Accennavi a innovazioni sull’illuminazione

«Sì, il progetto sul ranuncolo per esempio nasce dalla richiesta specifica di lavorare sull’illuminazione per ottenere l’anticipazione della fioritura. Oltre a occuparci della qualità, in ottica di sostenibilità e razionalizzazione abbiamo ragionato sul costo dell’energia elettrica, perché la tecnica colturale del ranuncolo prevede l’illuminazione artificiale e lo standard di illuminazione era rappresentato da lampade a vapori di sodio, ad alto consumo. La ricerca ci ha portato a individuare nella tecnologia led, che consuma meno, una luce ideale con cui abbiamo ottenuto uno standard qualitativo costante del prodotto finito. C’è voluto uno studio di due anni solo sulla messa a punto della qualità della luce, poi grazie ad alcuni partner tecnologici sono state perfezionate delle lampade commerciali: se l’innovazione resta solo sulla carta è tempo perso»

E sulla climatizzazione?

«Avevamo la necessità di anticipare la produzione del ranuncolo che però non ama il caldo: alcuni produttori climatizzavano le serre, ma è una scelta costosa. Abbiamo quindi messo a punto una tecnologia che permette di climatizzare direttamente la pianta, non l’ambiente. Generalmente si pianta il ranuncolo la prima settimana di settembre o l’ultima di agosto: noi in pieno Ferragosto abbiamo le piante alla temperatura ottimale di vegetazione! Un’azienda privata ci sta finanziando lo sviluppo di questa tecnologia: già dal primo anno abbiamo constatato la svolta e a distanza di tre anni, partendo da una visione fuori dagli schemi, siamo riusciti a raggiungere l’ingegnerizzazione del prototipo.

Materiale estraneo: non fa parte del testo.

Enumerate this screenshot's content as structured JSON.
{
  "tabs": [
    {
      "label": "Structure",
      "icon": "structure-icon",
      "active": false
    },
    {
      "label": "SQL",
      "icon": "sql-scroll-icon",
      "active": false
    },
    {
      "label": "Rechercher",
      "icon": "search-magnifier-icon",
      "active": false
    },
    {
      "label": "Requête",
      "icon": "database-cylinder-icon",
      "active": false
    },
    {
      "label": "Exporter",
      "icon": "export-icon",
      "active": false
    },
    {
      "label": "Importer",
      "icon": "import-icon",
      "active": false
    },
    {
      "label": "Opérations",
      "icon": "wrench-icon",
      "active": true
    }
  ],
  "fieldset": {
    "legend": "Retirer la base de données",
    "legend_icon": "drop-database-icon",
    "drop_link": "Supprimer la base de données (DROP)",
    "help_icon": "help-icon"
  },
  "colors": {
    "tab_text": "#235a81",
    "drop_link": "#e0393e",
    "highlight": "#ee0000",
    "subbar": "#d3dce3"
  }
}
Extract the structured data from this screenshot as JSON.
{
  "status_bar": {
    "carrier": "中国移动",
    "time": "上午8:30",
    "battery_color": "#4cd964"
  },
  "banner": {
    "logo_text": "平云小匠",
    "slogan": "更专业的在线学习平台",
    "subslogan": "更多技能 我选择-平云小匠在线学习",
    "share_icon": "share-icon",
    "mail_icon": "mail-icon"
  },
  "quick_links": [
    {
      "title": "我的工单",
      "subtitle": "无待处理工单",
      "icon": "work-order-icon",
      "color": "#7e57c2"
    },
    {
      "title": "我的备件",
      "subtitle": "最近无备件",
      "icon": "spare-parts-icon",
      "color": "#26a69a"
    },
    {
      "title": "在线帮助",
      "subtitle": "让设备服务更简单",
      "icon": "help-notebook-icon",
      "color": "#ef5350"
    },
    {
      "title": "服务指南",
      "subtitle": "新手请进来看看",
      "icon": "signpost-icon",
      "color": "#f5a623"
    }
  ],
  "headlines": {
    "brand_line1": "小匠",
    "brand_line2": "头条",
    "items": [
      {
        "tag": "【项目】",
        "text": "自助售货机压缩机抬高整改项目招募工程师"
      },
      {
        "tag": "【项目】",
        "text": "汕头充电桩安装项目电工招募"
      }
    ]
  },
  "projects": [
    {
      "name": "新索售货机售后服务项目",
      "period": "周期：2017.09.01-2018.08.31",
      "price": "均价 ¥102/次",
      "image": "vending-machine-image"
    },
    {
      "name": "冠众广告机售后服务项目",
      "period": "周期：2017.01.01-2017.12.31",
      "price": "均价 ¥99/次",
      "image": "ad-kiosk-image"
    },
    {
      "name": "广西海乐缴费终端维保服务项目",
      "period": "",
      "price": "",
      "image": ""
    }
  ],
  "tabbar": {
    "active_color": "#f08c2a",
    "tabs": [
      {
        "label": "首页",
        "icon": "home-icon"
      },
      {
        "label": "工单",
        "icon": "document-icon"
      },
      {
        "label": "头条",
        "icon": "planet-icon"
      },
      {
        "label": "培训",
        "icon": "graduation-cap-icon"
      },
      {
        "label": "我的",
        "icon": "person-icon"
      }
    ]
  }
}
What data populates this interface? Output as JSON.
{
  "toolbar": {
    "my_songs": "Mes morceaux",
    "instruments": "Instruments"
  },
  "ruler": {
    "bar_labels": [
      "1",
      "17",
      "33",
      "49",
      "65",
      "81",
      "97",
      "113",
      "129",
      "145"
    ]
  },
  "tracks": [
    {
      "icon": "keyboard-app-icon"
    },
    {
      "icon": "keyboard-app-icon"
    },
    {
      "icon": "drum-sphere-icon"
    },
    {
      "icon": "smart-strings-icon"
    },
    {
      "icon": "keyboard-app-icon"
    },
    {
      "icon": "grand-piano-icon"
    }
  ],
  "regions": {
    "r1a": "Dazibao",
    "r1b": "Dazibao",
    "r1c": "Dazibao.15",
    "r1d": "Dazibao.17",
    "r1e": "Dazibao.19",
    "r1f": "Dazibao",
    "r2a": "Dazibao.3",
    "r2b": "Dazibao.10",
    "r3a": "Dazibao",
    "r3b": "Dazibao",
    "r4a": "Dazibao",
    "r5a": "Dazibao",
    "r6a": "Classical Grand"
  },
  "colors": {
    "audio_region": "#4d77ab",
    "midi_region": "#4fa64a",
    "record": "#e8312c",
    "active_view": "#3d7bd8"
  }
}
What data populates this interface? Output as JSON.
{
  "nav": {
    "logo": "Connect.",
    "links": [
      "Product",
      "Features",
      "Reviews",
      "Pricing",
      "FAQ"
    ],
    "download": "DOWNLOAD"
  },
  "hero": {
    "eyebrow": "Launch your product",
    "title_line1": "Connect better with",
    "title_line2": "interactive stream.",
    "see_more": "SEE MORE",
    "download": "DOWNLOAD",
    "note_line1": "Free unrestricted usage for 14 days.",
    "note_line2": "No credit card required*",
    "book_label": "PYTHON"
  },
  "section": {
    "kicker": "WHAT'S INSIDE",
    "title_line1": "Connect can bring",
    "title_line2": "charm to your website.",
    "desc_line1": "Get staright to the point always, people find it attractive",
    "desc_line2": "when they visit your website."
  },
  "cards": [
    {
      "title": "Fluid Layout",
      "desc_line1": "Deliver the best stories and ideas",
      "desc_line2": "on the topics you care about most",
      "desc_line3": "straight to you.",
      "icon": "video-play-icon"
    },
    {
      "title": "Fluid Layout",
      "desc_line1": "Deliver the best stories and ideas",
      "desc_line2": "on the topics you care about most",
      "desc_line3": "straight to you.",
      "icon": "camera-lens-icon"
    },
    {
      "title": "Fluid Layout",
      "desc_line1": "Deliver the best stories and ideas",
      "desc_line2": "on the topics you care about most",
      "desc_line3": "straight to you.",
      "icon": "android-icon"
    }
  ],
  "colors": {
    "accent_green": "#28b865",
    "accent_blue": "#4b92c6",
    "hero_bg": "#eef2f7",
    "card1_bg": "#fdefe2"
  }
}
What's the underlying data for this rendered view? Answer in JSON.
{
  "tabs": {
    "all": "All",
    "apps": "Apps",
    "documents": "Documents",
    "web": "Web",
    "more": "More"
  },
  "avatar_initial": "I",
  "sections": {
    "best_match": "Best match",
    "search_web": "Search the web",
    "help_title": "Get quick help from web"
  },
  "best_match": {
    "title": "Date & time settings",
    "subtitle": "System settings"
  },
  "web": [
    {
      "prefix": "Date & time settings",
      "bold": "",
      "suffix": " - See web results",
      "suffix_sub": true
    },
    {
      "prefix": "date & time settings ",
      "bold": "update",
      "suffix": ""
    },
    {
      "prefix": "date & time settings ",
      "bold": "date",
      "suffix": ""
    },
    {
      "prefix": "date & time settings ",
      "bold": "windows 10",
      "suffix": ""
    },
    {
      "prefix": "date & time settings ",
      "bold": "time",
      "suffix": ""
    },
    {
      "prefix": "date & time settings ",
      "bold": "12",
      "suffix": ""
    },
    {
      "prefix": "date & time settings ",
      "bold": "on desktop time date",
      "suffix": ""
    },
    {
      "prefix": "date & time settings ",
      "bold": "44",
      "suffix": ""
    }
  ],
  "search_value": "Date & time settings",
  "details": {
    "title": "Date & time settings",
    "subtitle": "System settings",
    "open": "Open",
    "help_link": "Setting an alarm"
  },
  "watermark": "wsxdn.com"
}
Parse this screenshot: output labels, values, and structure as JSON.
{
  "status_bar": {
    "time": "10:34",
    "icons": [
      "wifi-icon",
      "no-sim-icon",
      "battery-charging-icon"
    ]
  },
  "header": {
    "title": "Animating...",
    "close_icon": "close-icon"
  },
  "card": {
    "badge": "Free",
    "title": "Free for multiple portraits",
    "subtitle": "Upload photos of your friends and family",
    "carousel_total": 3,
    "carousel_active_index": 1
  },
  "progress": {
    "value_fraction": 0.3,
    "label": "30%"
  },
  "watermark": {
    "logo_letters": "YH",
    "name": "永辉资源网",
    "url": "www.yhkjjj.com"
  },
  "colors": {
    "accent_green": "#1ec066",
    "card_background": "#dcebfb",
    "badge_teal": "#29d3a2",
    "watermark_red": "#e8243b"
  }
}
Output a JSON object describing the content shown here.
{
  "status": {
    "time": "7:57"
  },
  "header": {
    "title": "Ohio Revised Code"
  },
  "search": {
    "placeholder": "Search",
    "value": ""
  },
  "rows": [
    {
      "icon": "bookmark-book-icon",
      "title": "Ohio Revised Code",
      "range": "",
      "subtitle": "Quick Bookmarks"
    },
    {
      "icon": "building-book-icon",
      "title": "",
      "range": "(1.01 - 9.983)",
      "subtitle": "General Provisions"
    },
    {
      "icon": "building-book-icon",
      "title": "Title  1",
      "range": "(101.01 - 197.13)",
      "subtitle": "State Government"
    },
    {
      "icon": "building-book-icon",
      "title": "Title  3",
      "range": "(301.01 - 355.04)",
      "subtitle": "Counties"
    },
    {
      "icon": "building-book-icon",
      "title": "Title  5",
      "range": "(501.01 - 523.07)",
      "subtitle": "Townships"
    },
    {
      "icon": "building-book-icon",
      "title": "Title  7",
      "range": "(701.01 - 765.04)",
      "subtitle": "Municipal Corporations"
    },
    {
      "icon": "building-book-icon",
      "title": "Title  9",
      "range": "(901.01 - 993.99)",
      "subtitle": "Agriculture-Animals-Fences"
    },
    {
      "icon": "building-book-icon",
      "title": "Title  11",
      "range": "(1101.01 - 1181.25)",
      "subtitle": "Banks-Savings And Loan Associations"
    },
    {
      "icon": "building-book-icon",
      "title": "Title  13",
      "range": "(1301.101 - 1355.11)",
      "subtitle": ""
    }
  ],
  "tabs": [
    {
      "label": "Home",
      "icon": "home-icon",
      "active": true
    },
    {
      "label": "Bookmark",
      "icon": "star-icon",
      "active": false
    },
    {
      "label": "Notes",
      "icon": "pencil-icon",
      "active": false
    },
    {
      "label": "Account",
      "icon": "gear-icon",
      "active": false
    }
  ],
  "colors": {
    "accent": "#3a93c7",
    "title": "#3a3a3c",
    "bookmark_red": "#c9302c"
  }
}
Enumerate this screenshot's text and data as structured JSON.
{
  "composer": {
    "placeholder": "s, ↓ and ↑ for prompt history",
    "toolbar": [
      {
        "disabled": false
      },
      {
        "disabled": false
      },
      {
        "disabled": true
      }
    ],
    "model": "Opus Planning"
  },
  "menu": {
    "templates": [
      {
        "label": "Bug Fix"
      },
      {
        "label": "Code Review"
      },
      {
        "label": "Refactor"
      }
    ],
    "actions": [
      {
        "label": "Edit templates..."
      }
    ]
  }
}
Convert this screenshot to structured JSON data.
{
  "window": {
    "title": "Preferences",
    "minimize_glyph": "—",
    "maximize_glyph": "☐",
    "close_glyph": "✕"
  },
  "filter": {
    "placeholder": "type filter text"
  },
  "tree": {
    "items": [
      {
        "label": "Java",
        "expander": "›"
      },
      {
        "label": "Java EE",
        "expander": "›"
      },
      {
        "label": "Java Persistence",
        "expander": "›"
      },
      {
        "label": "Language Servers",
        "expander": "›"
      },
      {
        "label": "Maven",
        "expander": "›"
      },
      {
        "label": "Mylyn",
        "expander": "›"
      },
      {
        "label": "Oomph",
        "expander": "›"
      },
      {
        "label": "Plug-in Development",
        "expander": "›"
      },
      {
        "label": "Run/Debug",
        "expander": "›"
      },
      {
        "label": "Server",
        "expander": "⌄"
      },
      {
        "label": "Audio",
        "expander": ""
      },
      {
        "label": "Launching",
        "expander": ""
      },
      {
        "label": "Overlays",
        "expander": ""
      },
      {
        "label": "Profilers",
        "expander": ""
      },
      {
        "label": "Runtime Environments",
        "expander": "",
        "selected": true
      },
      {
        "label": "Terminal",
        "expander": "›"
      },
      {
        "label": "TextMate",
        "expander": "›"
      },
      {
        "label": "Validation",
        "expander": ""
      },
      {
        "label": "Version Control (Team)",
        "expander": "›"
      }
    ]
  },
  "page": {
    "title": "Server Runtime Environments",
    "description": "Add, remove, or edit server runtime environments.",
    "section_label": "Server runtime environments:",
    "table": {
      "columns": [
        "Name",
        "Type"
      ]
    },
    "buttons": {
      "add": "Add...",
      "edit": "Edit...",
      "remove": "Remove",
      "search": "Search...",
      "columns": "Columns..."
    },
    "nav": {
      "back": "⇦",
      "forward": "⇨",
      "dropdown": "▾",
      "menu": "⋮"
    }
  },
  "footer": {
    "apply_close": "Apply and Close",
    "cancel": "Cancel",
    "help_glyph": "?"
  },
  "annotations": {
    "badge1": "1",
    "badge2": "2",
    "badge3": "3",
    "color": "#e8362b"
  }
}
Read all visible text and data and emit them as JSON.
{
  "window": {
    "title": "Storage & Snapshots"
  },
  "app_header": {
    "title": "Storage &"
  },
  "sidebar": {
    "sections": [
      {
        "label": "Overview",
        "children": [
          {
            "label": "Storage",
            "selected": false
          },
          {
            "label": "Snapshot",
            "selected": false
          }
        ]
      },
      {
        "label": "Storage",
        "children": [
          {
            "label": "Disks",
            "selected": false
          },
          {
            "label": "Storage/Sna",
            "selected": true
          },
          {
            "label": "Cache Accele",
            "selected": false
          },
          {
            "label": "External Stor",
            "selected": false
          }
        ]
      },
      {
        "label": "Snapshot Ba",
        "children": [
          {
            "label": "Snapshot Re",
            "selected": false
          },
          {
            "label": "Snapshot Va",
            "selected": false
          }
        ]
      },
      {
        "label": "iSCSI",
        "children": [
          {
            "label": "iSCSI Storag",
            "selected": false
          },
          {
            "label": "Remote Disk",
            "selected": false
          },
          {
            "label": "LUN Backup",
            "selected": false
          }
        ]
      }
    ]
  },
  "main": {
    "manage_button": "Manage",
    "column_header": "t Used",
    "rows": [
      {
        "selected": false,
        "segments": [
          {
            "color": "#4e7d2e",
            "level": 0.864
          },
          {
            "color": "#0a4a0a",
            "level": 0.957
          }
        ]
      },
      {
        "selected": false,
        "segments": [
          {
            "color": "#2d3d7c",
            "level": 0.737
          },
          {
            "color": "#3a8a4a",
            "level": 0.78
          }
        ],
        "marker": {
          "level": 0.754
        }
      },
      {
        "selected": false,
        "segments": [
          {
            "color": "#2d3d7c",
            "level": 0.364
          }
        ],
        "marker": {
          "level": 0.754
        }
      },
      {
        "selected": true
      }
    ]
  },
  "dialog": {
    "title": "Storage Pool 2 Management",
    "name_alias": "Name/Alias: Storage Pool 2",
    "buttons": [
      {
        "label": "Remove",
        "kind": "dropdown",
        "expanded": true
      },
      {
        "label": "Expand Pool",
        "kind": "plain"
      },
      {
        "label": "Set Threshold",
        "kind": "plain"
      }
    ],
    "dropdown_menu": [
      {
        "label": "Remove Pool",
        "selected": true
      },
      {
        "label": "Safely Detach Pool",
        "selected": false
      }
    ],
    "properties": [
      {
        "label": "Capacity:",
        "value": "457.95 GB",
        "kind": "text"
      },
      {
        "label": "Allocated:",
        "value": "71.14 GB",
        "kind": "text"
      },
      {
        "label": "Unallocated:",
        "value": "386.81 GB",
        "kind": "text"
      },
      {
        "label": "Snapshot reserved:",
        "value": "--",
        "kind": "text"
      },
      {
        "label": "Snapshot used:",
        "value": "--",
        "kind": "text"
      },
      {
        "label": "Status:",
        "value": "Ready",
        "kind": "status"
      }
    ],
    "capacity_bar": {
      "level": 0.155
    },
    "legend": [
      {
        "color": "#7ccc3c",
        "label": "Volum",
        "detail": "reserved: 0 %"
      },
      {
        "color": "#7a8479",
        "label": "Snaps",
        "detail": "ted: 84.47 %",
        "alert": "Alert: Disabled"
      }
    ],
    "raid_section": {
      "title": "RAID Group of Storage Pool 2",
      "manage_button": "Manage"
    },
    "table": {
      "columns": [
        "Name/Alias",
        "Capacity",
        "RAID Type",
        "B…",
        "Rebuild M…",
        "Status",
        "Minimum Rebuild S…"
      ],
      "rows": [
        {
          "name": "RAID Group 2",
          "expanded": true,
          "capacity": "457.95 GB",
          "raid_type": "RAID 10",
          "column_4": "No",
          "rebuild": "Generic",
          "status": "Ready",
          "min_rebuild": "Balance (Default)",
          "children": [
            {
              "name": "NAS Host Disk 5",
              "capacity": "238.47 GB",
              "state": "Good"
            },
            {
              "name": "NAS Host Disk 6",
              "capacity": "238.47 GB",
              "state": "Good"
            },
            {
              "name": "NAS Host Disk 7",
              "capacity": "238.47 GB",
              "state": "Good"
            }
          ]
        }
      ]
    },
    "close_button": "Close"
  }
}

Quello che sembrava un miraggio ha avuto un successo inaspettato ed è una grandissima soddisfazione professionale»

Come funziona la tua giornata tipo qui all’IRF?

«Non c’è una giornata tipo, perché il mio lavoro è molto dinamico. Quando vengono le aziende do a loro la priorità, parlo con loro: l’innovazione parte da questi confronti, il resto del tempo è dedicato alla gestione dell’azienda e alla parte di progettazione, per la partecipazione ai bandi di finanziamento regionali, nazionali ed europei»

A tal proposito, ci sono progetti europei in partenza?

«Ne è appena partito uno, è una collaborazione molto ampia con Regione Liguria e la Francia sulla realizzazione di installazioni verdi nelle aree portuali che servirà a migliorare le performance ambientali di queste aree, in genere calde e rumorose. Le installazioni creerebbero un continuum biologico e vegetale con la collina, riducendo l’insolazione dei porti e migliorando la qualità dell’area. L’idea è fare dei modelli che poi possano essere estendibili: sarà il primo passo verso il “porto verde”»

Cosa ti piace di più di questo posto?

«Mi affeziono a tutto perché in questo lavoro credo molto. Una cosa che mi piace tantissimo dell’IRF e del contesto è che c’è tanta voglia di collaborare: mi piace dire che c’è un substrato molto fertile!»